The FHWA is trying to get some compatibility among the cities that were selected for the model deployment. Standardization is needed so that a radio receiver in San Antonio would work just as well as in Phoenix. Accordingly, the systems developers are using non-proprietary, open architectures. For any successful nationwide, or North American, deployment of ITS, standardization will be essential to provide vehicles with a ubiquitous system.
“We’re working very closely with the National Architecture Committee for ITS, that’s headed by FHWA and major contractors,” Blakeley said. “The one we’ve been speaking with most is Rockwell. They’re trying to establish a national architecture, so this could become ubiquitous in the future. If someone doesn’t establish standards like that, I don’t see that happening.”

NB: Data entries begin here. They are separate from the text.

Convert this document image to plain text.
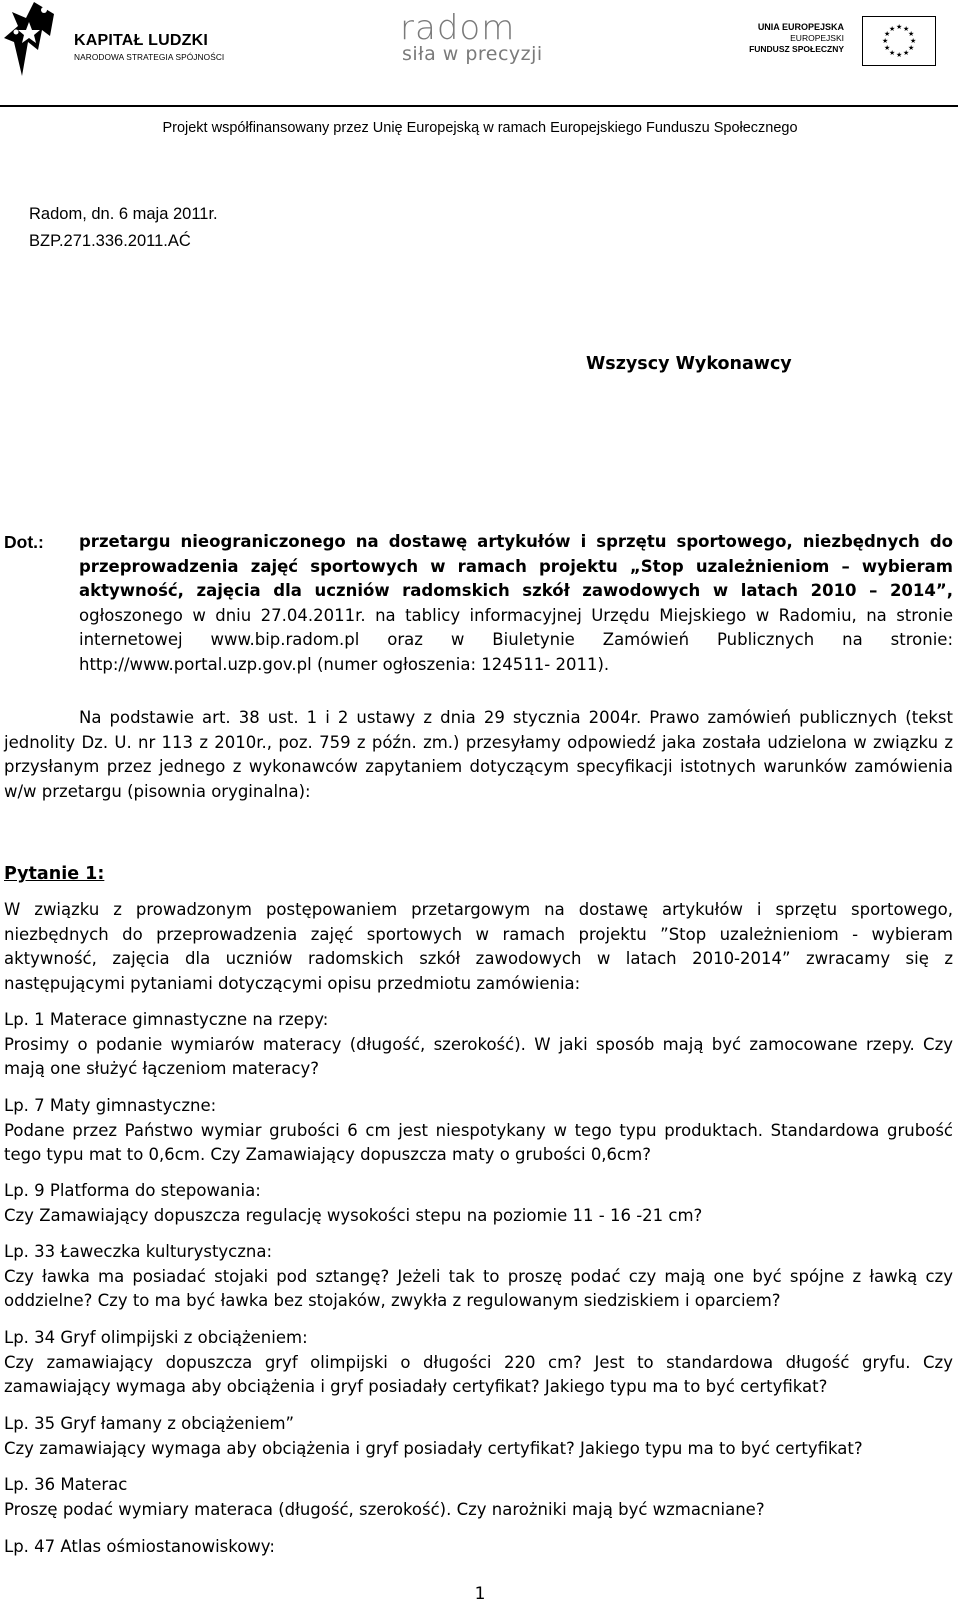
KAPITAŁ LUDZKI
NARODOWA STRATEGIA SPÓJNOŚCI
radom
siła w precyzji
UNIA EUROPEJSKA
EUROPEJSKI
FUNDUSZ SPOŁECZNY
★ ★
★
★
★
★
★
★
★
★
★
★
Projekt współfinansowany przez Unię Europejską w ramach Europejskiego Funduszu Społecznego
Radom, dn. 6 maja 2011r.
BZP.271.336.2011.AĆ
Wszyscy Wykonawcy
Dot.: przetargu nieograniczonego na dostawę artykułów i sprzętu sportowego, niezbędnych do przeprowadzenia zajęć sportowych w ramach projektu „Stop uzależnieniom – wybieram aktywność, zajęcia dla uczniów radomskich szkół zawodowych w latach 2010 – 2014”, ogłoszonego w dniu 27.04.2011r. na tablicy informacyjnej Urzędu Miejskiego w Radomiu, na stronie internetowej www.bip.radom.pl oraz w Biuletynie Zamówień Publicznych na stronie: http://www.portal.uzp.gov.pl (numer ogłoszenia: 124511- 2011).
Na podstawie art. 38 ust. 1 i 2 ustawy z dnia 29 stycznia 2004r. Prawo zamówień publicznych (tekst jednolity Dz. U. nr 113 z 2010r., poz. 759 z późn. zm.) przesyłamy odpowiedź jaka została udzielona w związku z przysłanym przez jednego z wykonawców zapytaniem dotyczącym specyfikacji istotnych warunków zamówienia w/w przetargu (pisownia oryginalna):
Pytanie 1:
W związku z prowadzonym postępowaniem przetargowym na dostawę artykułów i sprzętu sportowego, niezbędnych do przeprowadzenia zajęć sportowych w ramach projektu ”Stop uzależnieniom - wybieram aktywność, zajęcia dla uczniów radomskich szkół zawodowych w latach 2010-2014” zwracamy się z następującymi pytaniami dotyczącymi opisu przedmiotu zamówienia:
Lp. 1 Materace gimnastyczne na rzepy:
Prosimy o podanie wymiarów materacy (długość, szerokość). W jaki sposób mają być zamocowane rzepy. Czy mają one służyć łączeniom materacy?
Lp. 7 Maty gimnastyczne:
Podane przez Państwo wymiar grubości 6 cm jest niespotykany w tego typu produktach. Standardowa grubość tego typu mat to 0,6cm. Czy Zamawiający dopuszcza maty o grubości 0,6cm?
Lp. 9 Platforma do stepowania:
Czy Zamawiający dopuszcza regulację wysokości stepu na poziomie 11 - 16 -21 cm?
Lp. 33 Ławeczka kulturystyczna:
Czy ławka ma posiadać stojaki pod sztangę? Jeżeli tak to proszę podać czy mają one być spójne z ławką czy oddzielne? Czy to ma być ławka bez stojaków, zwykła z regulowanym siedziskiem i oparciem?
Lp. 34 Gryf olimpijski z obciążeniem:
Czy zamawiający dopuszcza gryf olimpijski o długości 220 cm? Jest to standardowa długość gryfu. Czy zamawiający wymaga aby obciążenia i gryf posiadały certyfikat? Jakiego typu ma to być certyfikat?
Lp. 35 Gryf łamany z obciążeniem”
Czy zamawiający wymaga aby obciążenia i gryf posiadały certyfikat? Jakiego typu ma to być certyfikat?
Lp. 36 Materac
Proszę podać wymiary materaca (długość, szerokość). Czy narożniki mają być wzmacniane?
Lp. 47 Atlas ośmiostanowiskowy:
1
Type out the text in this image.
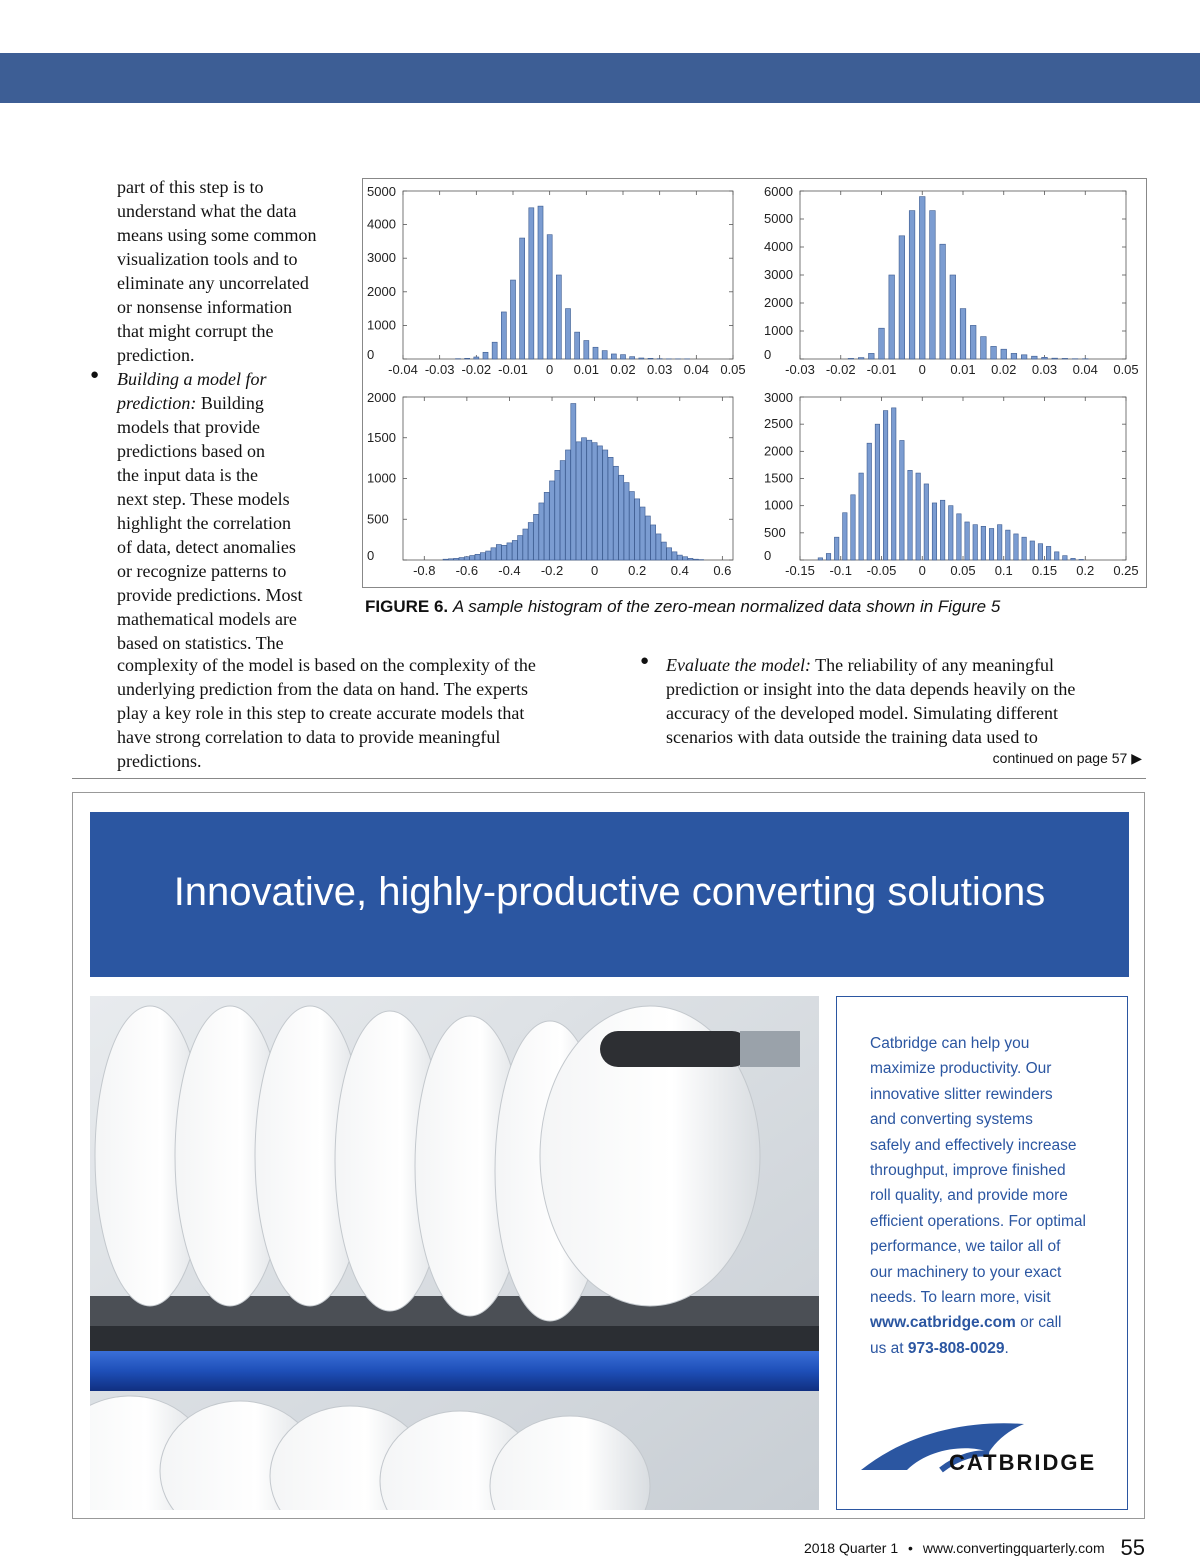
part of this step is to
understand what the data
means using some common
visualization tools and to
eliminate any uncorrelated
or nonsense information
that might corrupt the
prediction.
Building a model for
prediction: Building
models that provide
predictions based on
the input data is the
next step. These models
highlight the correlation
of data, detect anomalies
or recognize patterns to
provide predictions. Most
mathematical models are
based on statistics. The
●
0
1000
2000
3000
4000
5000
-0.04 -0.03 -0.02 -0.01 0 0.01 0.02 0.03 0.04 0.05
0
1000
2000
3000
4000
5000
6000
-0.03 -0.02 -0.01 0 0.01 0.02 0.03 0.04 0.05
0
500
1000
1500
2000
-0.8 -0.6 -0.4 -0.2 0 0.2 0.4 0.6
0
500
1000
1500
2000
2500
3000
-0.15 -0.1 -0.05 0 0.05 0.1 0.15 0.2 0.25
FIGURE 6. A sample histogram of the zero-mean normalized data shown in Figure 5
complexity of the model is based on the complexity of the
underlying prediction from the data on hand. The experts
play a key role in this step to create accurate models that
have strong correlation to data to provide meaningful
predictions.
● Evaluate the model: The reliability of any meaningful
prediction or insight into the data depends heavily on the
accuracy of the developed model. Simulating different
scenarios with data outside the training data used to
continued on page 57 ▶
Innovative, highly-productive converting solutions
Catbridge can help you
maximize productivity. Our
innovative slitter rewinders
and converting systems
safely and effectively increase
throughput, improve finished
roll quality, and provide more
efficient operations. For optimal
performance, we tailor all of
our machinery to your exact
needs. To learn more, visit
www.catbridge.com or call
us at 973-808-0029.
CATBRIDGE
2018 Quarter 1 • www.convertingquarterly.com 55
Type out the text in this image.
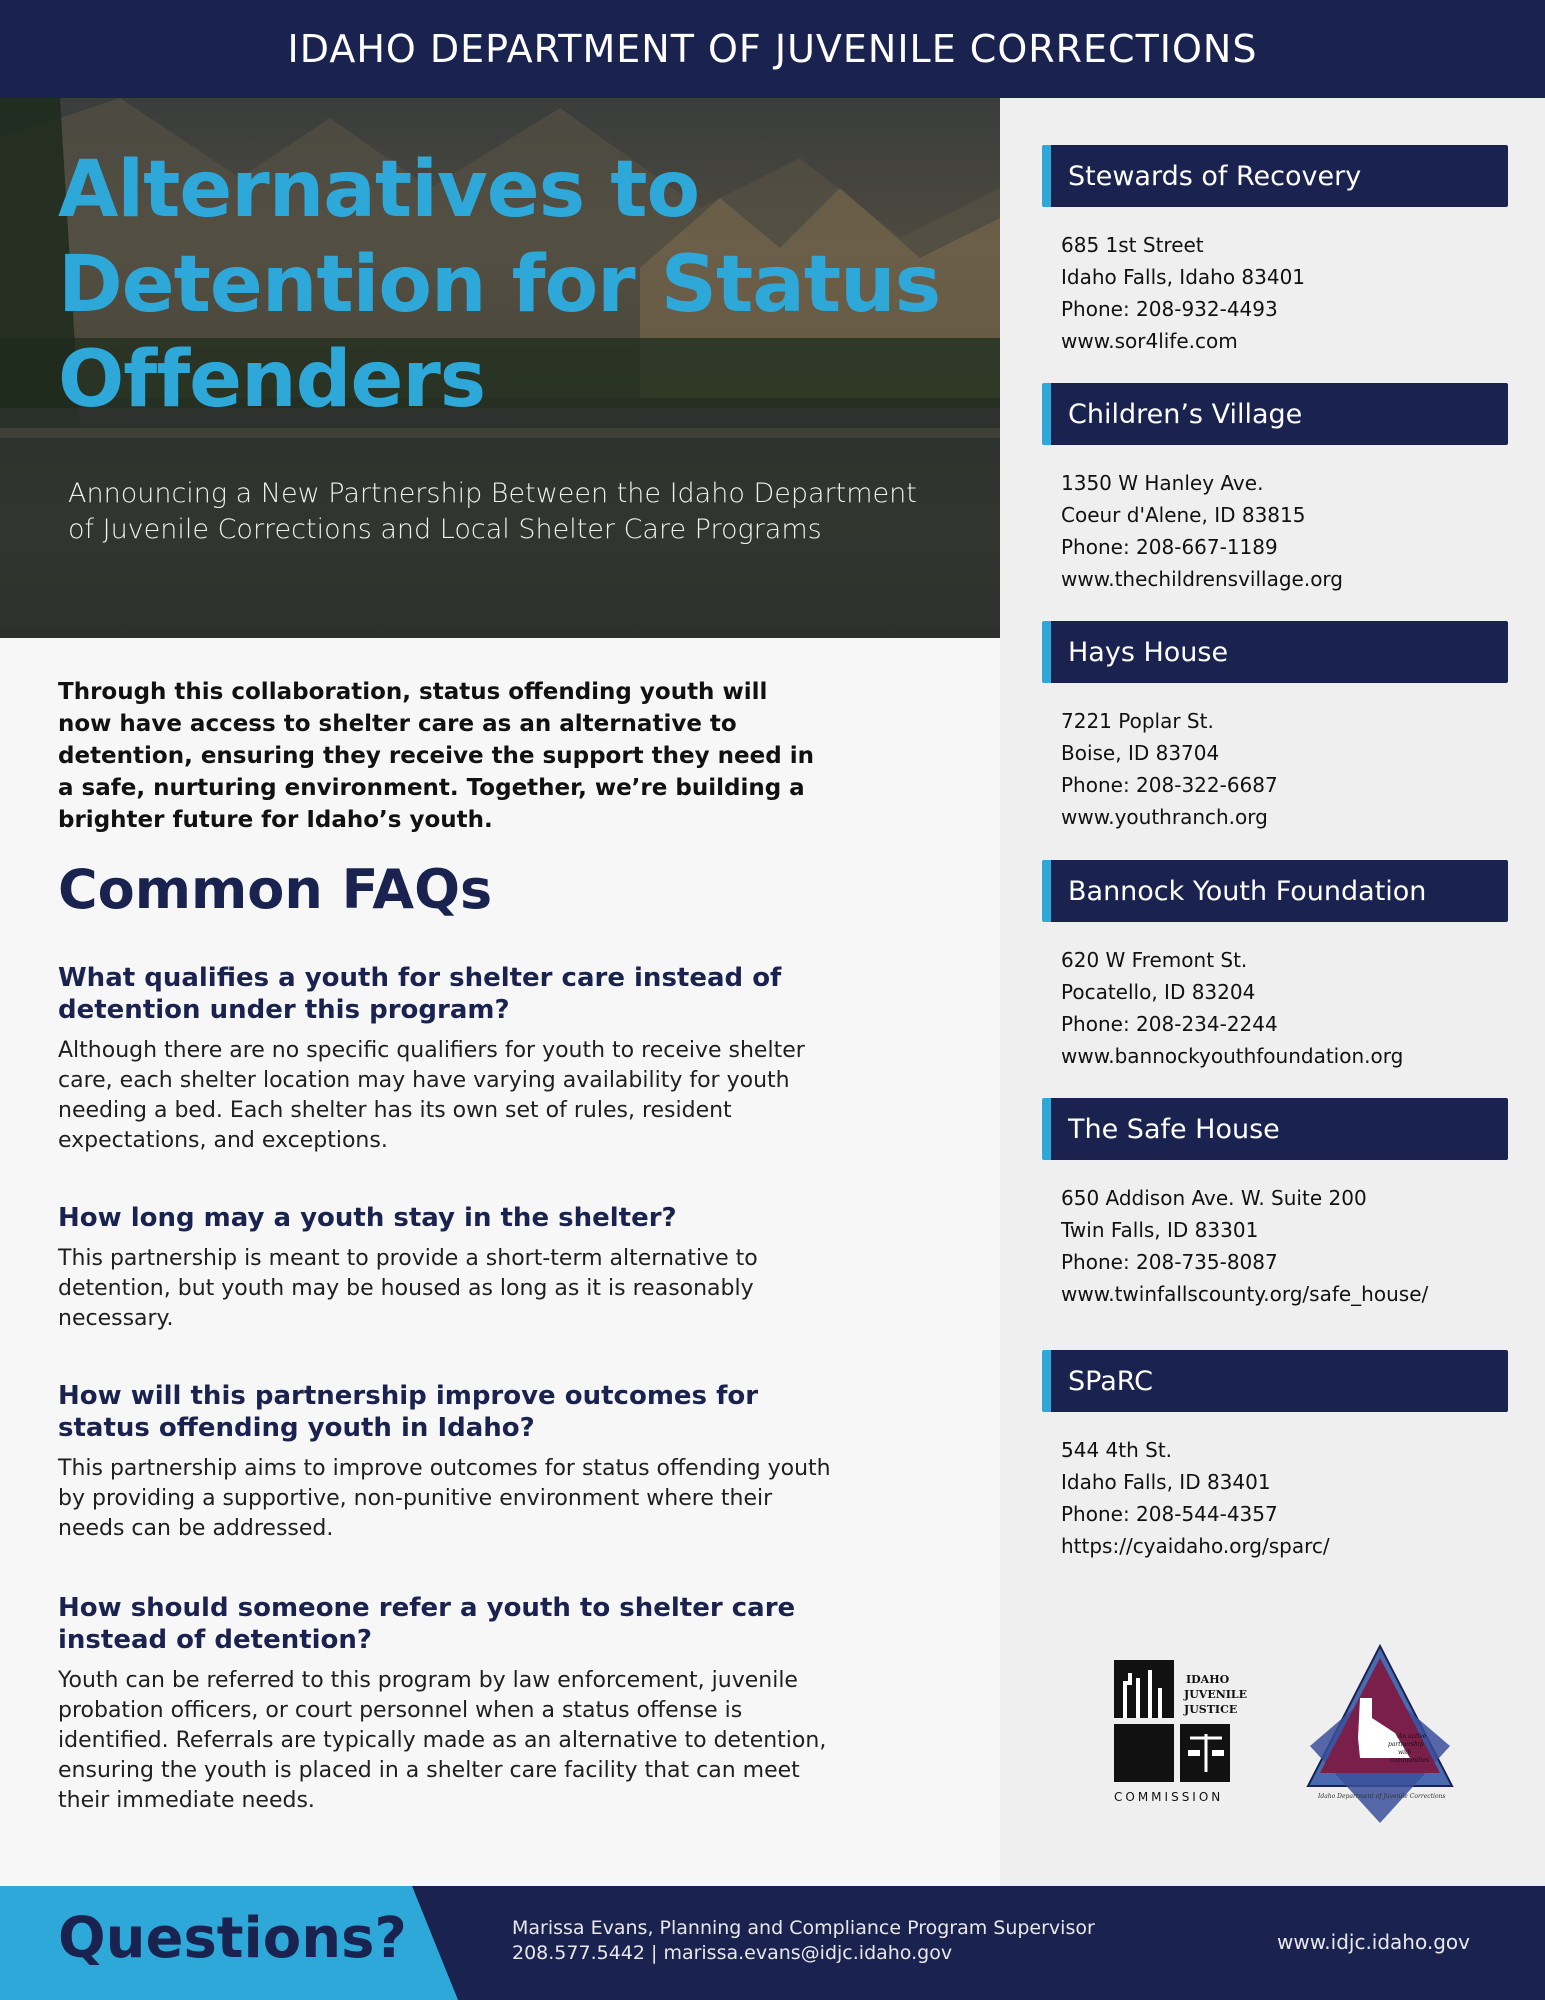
IDAHO DEPARTMENT OF JUVENILE CORRECTIONS
Alternatives to Detention for Status Offenders

Announcing a New Partnership Between the Idaho Department of Juvenile Corrections and Local Shelter Care Programs

Through this collaboration, status offending youth will now have access to shelter care as an alternative to detention, ensuring they receive the support they need in a safe, nurturing environment. Together, we’re building a brighter future for Idaho’s youth.

Common FAQs
What qualifies a youth for shelter care instead of detention under this program?

Although there are no specific qualifiers for youth to receive shelter care, each shelter location may have varying availability for youth needing a bed. Each shelter has its own set of rules, resident expectations, and exceptions.

How long may a youth stay in the shelter?

This partnership is meant to provide a short-term alternative to detention, but youth may be housed as long as it is reasonably necessary.

How will this partnership improve outcomes for status offending youth in Idaho?

This partnership aims to improve outcomes for status offending youth by providing a supportive, non-punitive environment where their needs can be addressed.

How should someone refer a youth to shelter care instead of detention?

Youth can be referred to this program by law enforcement, juvenile probation officers, or court personnel when a status offense is identified. Referrals are typically made as an alternative to detention, ensuring the youth is placed in a shelter care facility that can meet their immediate needs.

Stewards of Recovery
685 1st Street
Idaho Falls, Idaho 83401
Phone: 208-932-4493
www.sor4life.com
Children’s Village
1350 W Hanley Ave.
Coeur d'Alene, ID 83815
Phone: 208-667-1189
www.thechildrensvillage.org
Hays House
7221 Poplar St.
Boise, ID 83704
Phone: 208-322-6687
www.youthranch.org
Bannock Youth Foundation
620 W Fremont St.
Pocatello, ID 83204
Phone: 208-234-2244
www.bannockyouthfoundation.org
The Safe House
650 Addison Ave. W. Suite 200
Twin Falls, ID 83301
Phone: 208-735-8087
www.twinfallscounty.org/safe_house/
SPaRC
544 4th St.
Idaho Falls, ID 83401
Phone: 208-544-4357
https://cyaidaho.org/sparc/
IDAHO
JUVENILE
JUSTICE
COMMISSION
An active
partnership
with
communities
Idaho Department of Juvenile Corrections
Questions?	Marissa Evans, Planning and Compliance Program Supervisor
208.577.5442 | marissa.evans@idjc.idaho.gov	www.idjc.idaho.gov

In addition to fleet vehicles, applications for automobiles are gaining the attention of automotive electronics original equipment manufacturers (OEMs) such as Rockwell, Alpine, Siemens, Zexel and Philips. In-vehicle navigation systems are being tested in Hertz and Avis rental vehicles to give destination directions. Radio links will add the advantages of combining the GPS map data base with current traffic and detour information to compute a route based both on shortest distance and shortest time.